For one year, 365 days, this blog will address the Common Core Standards from the perspective of creating an alternate, ambient learning environment for math.  Ambient is defined as “existing or present on all sides, an all-encompassing atmosphere.”  And ambient music is defined as: “Quiet and relaxing with melodies that repeat many times.”

Why ambient?  A math teaching style that’s whole and all encompassing, with themes that repeat many times through the years, is most likely to be effective and successful.  Today’s standard will be listed in blue, followed by its ambient counterpart.

Measurement and Data   1.MD
Measure lengths indirectly and by iterating length units.
1.  Order three objects by length; compare the lengths of two objects indirectly by using a third object.

Though measurement and time are not taught directly in the Waldorf school until Grade 3, foundational activities and lessons can pave the way for more formal learning.  Here is an excerpt from Day 27 re the Common Core Kindergarten measurement standards:

As with many other elements, exposure to time and measurement will most likely happen way before third grade, but its formal introduction doesn’t happen till then.  The reasoning is that the child crosses a significant boundary at age 9.  Just as a readiness for learning becomes optimal at age 7, the first real steps out of the garden of childhood are taken two years later, at 9.  Creation stories are told in third grade, as the child’s powers of reasoning develop alongside a beginning recognition of the realities of growing up.

As a thread that runs through most cultures’ creation stories, the expulsion from the garden is a theme that reflects this stage of development.  Teaching practical things like housebuilding and farming / gardening are perfect at this time, because that’s how we collectively learned to live on the earth on our own, after leaving our respective gardens.  Time and measurement fit this context nicely and for now, aspects of it can be shown and absorbed (rather than taught and learned) in a purely experiential and playful way.

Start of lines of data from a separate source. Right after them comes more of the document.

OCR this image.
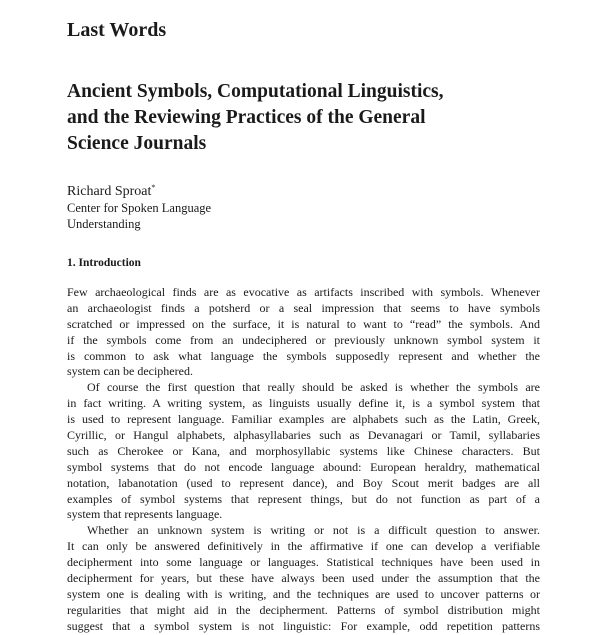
Last Words
Ancient Symbols, Computational Linguistics,
and the Reviewing Practices of the General
Science Journals
Richard Sproat*
Center for Spoken Language
Understanding
1. Introduction
Few archaeological finds are as evocative as artifacts inscribed with symbols. Whenever
an archaeologist finds a potsherd or a seal impression that seems to have symbols
scratched or impressed on the surface, it is natural to want to “read” the symbols. And
if the symbols come from an undeciphered or previously unknown symbol system it
is common to ask what language the symbols supposedly represent and whether the
system can be deciphered.
Of course the first question that really should be asked is whether the symbols are
in fact writing. A writing system, as linguists usually define it, is a symbol system that
is used to represent language. Familiar examples are alphabets such as the Latin, Greek,
Cyrillic, or Hangul alphabets, alphasyllabaries such as Devanagari or Tamil, syllabaries
such as Cherokee or Kana, and morphosyllabic systems like Chinese characters. But
symbol systems that do not encode language abound: European heraldry, mathematical
notation, labanotation (used to represent dance), and Boy Scout merit badges are all
examples of symbol systems that represent things, but do not function as part of a
system that represents language.
Whether an unknown system is writing or not is a difficult question to answer.
It can only be answered definitively in the affirmative if one can develop a verifiable
decipherment into some language or languages. Statistical techniques have been used in
decipherment for years, but these have always been used under the assumption that the
system one is dealing with is writing, and the techniques are used to uncover patterns or
regularities that might aid in the decipherment. Patterns of symbol distribution might
suggest that a symbol system is not linguistic: For example, odd repetition patterns
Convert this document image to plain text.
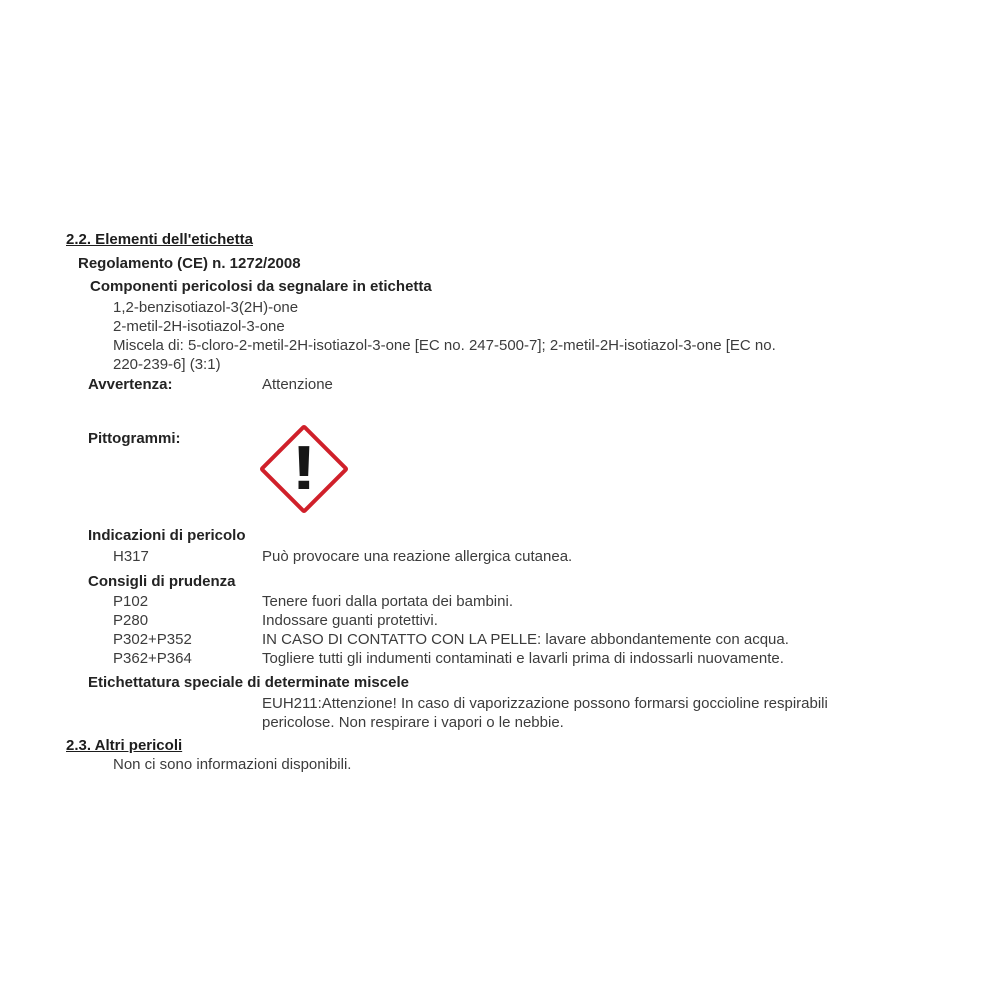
2.2. Elementi dell'etichetta
Regolamento (CE) n. 1272/2008
Componenti pericolosi da segnalare in etichetta
1,2-benzisotiazol-3(2H)-one
2-metil-2H-isotiazol-3-one
Miscela di: 5-cloro-2-metil-2H-isotiazol-3-one [EC no. 247-500-7]; 2-metil-2H-isotiazol-3-one [EC no. 220-239-6] (3:1)
Avvertenza:	Attenzione
Pittogrammi: !
Indicazioni di pericolo
H317	Può provocare una reazione allergica cutanea.
Consigli di prudenza
P102	Tenere fuori dalla portata dei bambini.
P280	Indossare guanti protettivi.
P302+P352	IN CASO DI CONTATTO CON LA PELLE: lavare abbondantemente con acqua.
P362+P364	Togliere tutti gli indumenti contaminati e lavarli prima di indossarli nuovamente.
Etichettatura speciale di determinate miscele
EUH211:Attenzione! In caso di vaporizzazione possono formarsi goccioline respirabili pericolose. Non respirare i vapori o le nebbie.
2.3. Altri pericoli
Non ci sono informazioni disponibili.
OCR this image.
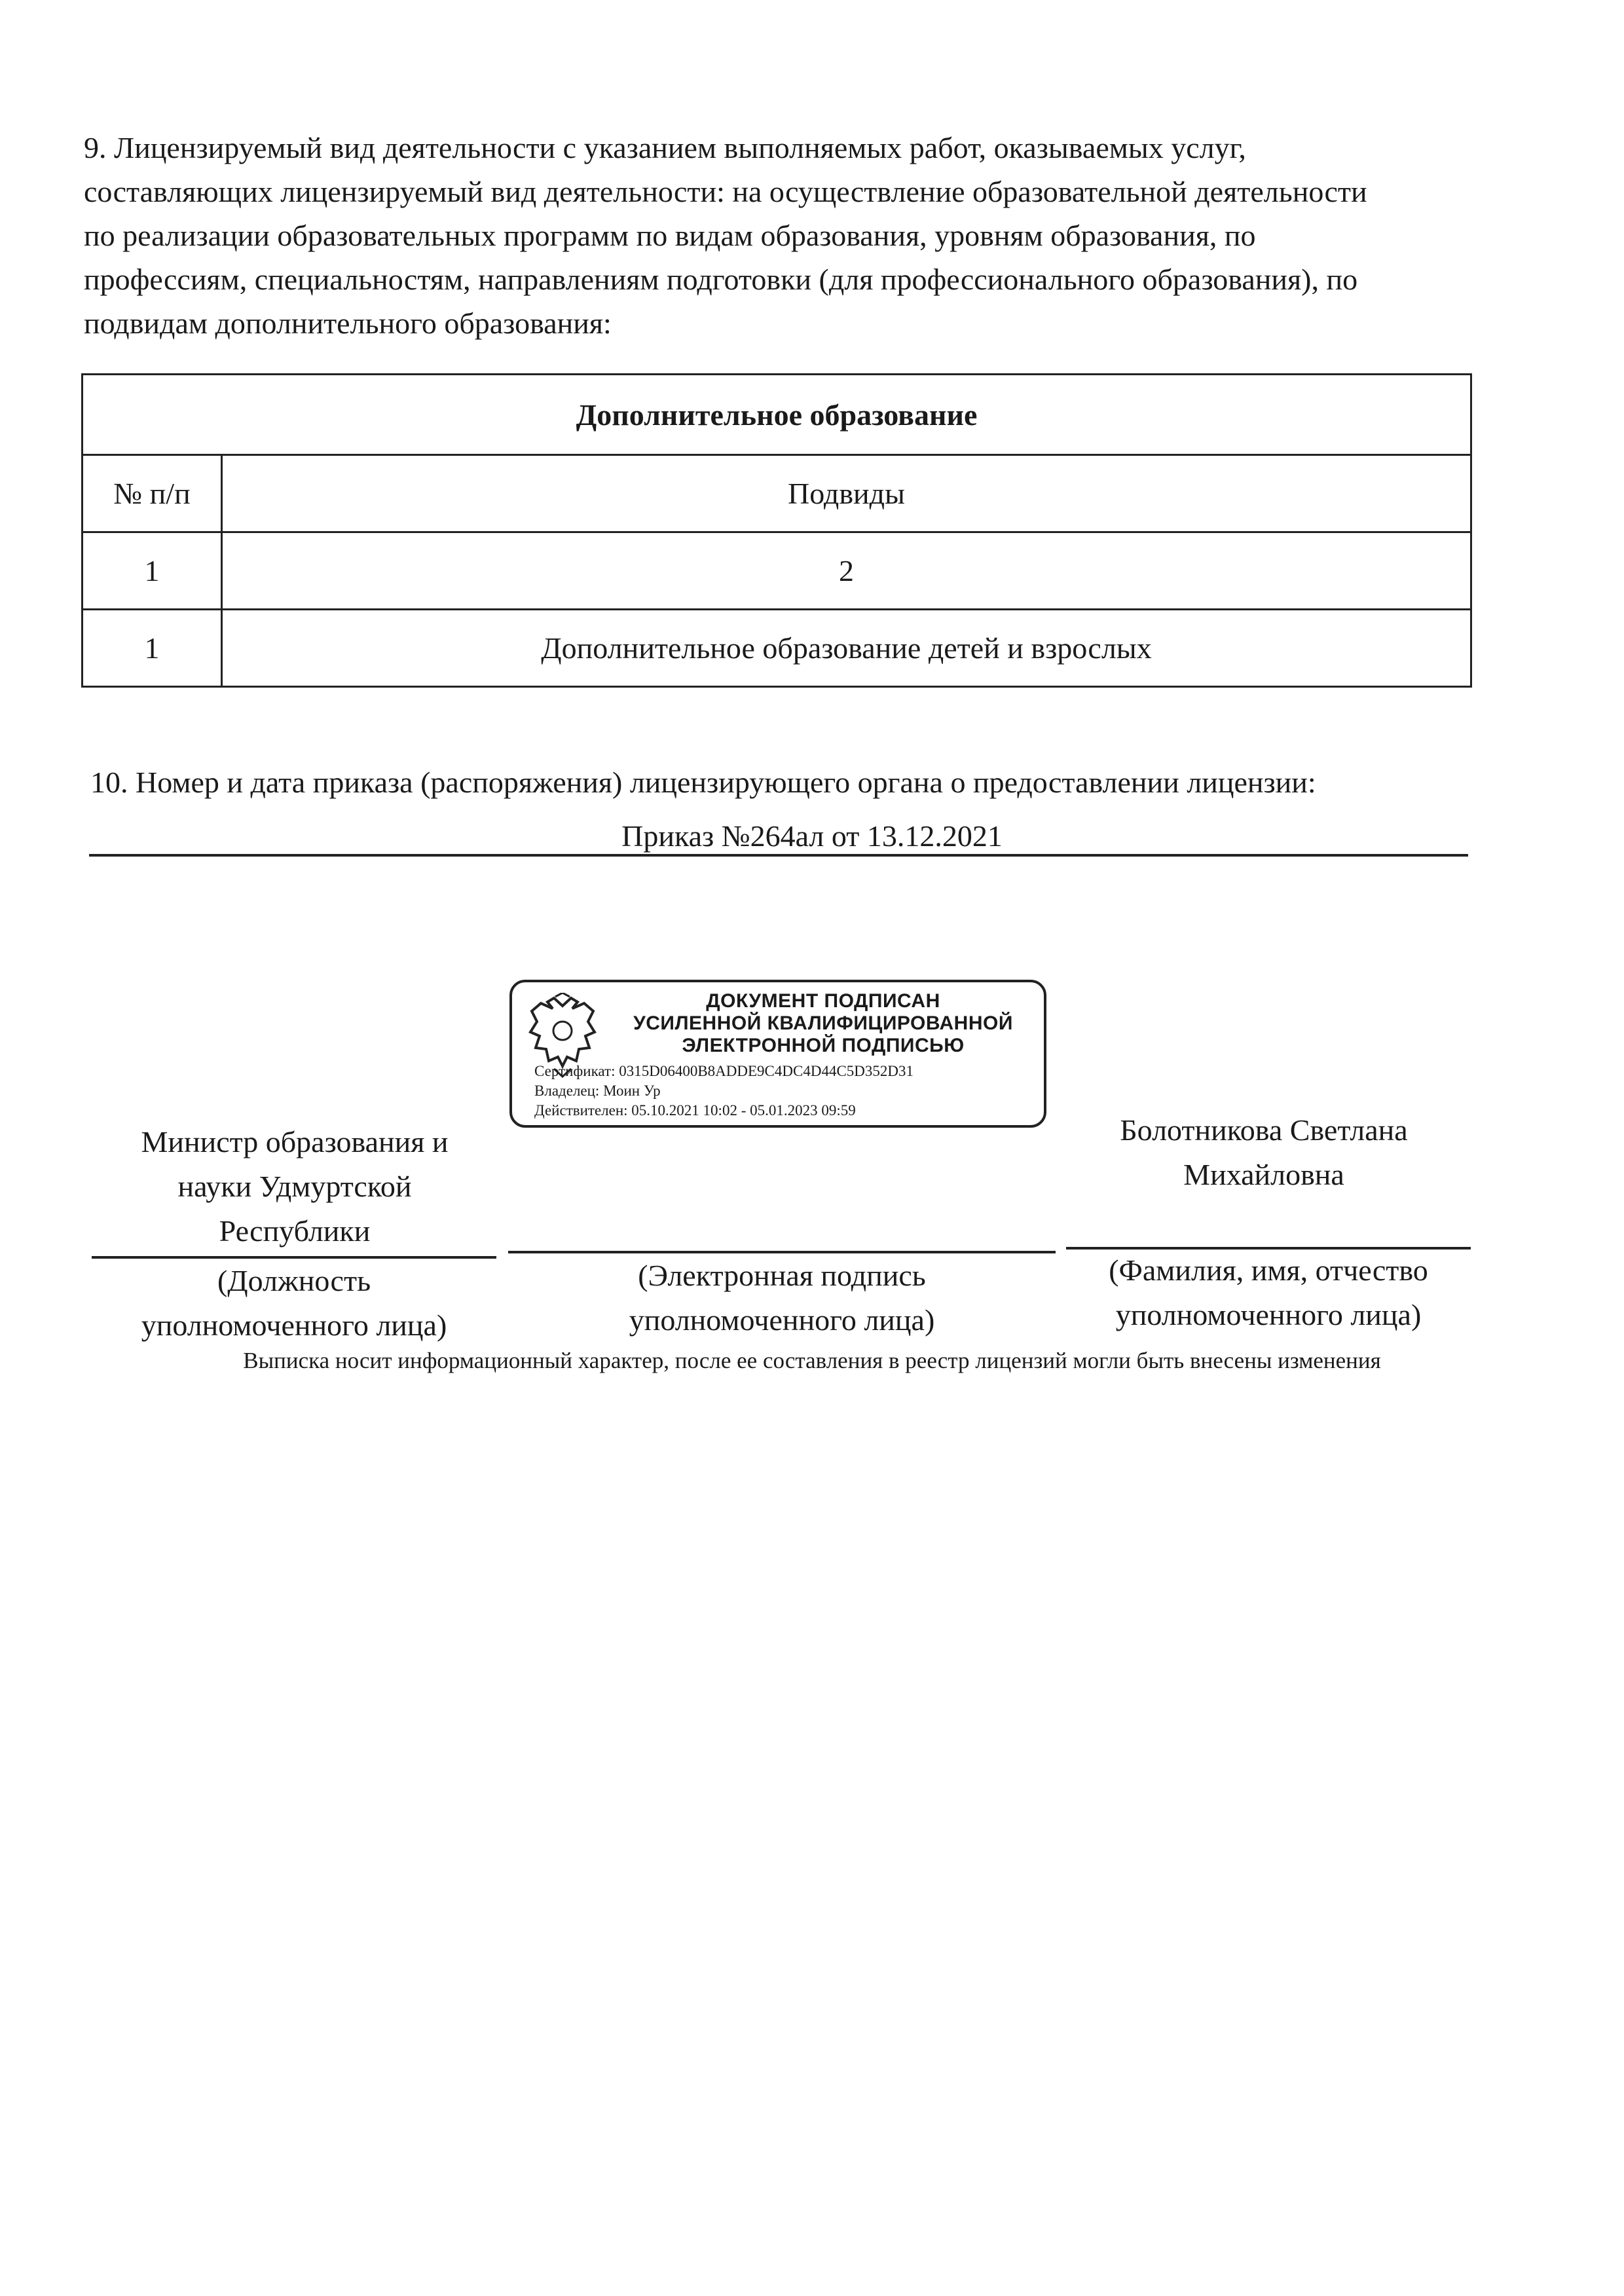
9. Лицензируемый вид деятельности с указанием выполняемых работ, оказываемых услуг,
составляющих лицензируемый вид деятельности: на осуществление образовательной деятельности
по реализации образовательных программ по видам образования, уровням образования, по
профессиям, специальностям, направлениям подготовки (для профессионального образования), по
подвидам дополнительного образования:
Дополнительное образование	
№ п/п	Подвиды
1	2
1	Дополнительное образование детей и взрослых
10. Номер и дата приказа (распоряжения) лицензирующего органа о предоставлении лицензии:
Приказ №264ал от 13.12.2021
ДОКУМЕНТ ПОДПИСАН
УСИЛЕННОЙ КВАЛИФИЦИРОВАННОЙ
ЭЛЕКТРОННОЙ ПОДПИСЬЮ
Сертификат: 0315D06400B8ADDE9C4DC4D44C5D352D31
Владелец: Моин Ур
Действителен: 05.10.2021 10:02 - 05.01.2023 09:59
Министр образования и
науки Удмуртской
Республики
Болотникова Светлана
Михайловна
(Должность
уполномоченного лица)
(Электронная подпись
уполномоченного лица)
(Фамилия, имя, отчество
уполномоченного лица)
Выписка носит информационный характер, после ее составления в реестр лицензий могли быть внесены изменения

I’m noticing after having gone back to the Kindergarten posts to find this, that the Kindy Common Core standards seem to be more creative and fun.  It’s more challenging to come up with something for this standard.  Let’s see.  The most likely venues for practicing this would be the morning circle, nature studies, handwork, and form drawing.  Taking these one by one,

Morning Circle:
Some wonderful movement exercises can be done with rods or dowels.  To enhance a sense of the vertical and horizontal, the rod could be passed back and forth (rhythmically in time to a song or verse), first vertically then horizontally.  Different length rods could be used for this exercise to address this standard, by exchanging them in succession while having the child measure each one against his or her own body.  A special verse could be recited or sung along with this, something like:
This rod is wood, it came from a tree,
It’s little, it only reaches up to my knee.
This rod is smooth, it slides and slips,
It’s bigger, it reaches up to my hips.
And so on . . .

Nature Studies:
There are many opportunities for informal measurement on a walk in the woods or reviewing the treasures brought back from one.  Specifically, a pine cone might be used to measure a foot print with, “How many pine cones long is your foot?  How many is mine?”  Or leaves and flower petals could be measured, “How many rose petals long is a maple leaf?”

Handwork:
Knitting needles could be measured with each other as they are cut, pointed, and sanded in preparation for a first knitting lesson.  Cutting, measuring, and piecing patterns for simple sewing projects is another excellent opportunity to practice this standard.

Form Drawing:
Almost all straight-line form drawings offer opportunities to compare lengths.  As an added element to the usual prep for form drawing (moving the form large by walking or running it) models could be used as well.  Graduated-size straight sticks could be put together in their proper order before either moving or drawing the form.  See below for a graduated lines form drawing.

As always, it’s the movement, story, and art that win the day with math!  Knowledge ensues in an environment dedicated to imaginative, creative knowing, where student and teacher alike surrender to the ensuing of that knowledge as a worthy goal.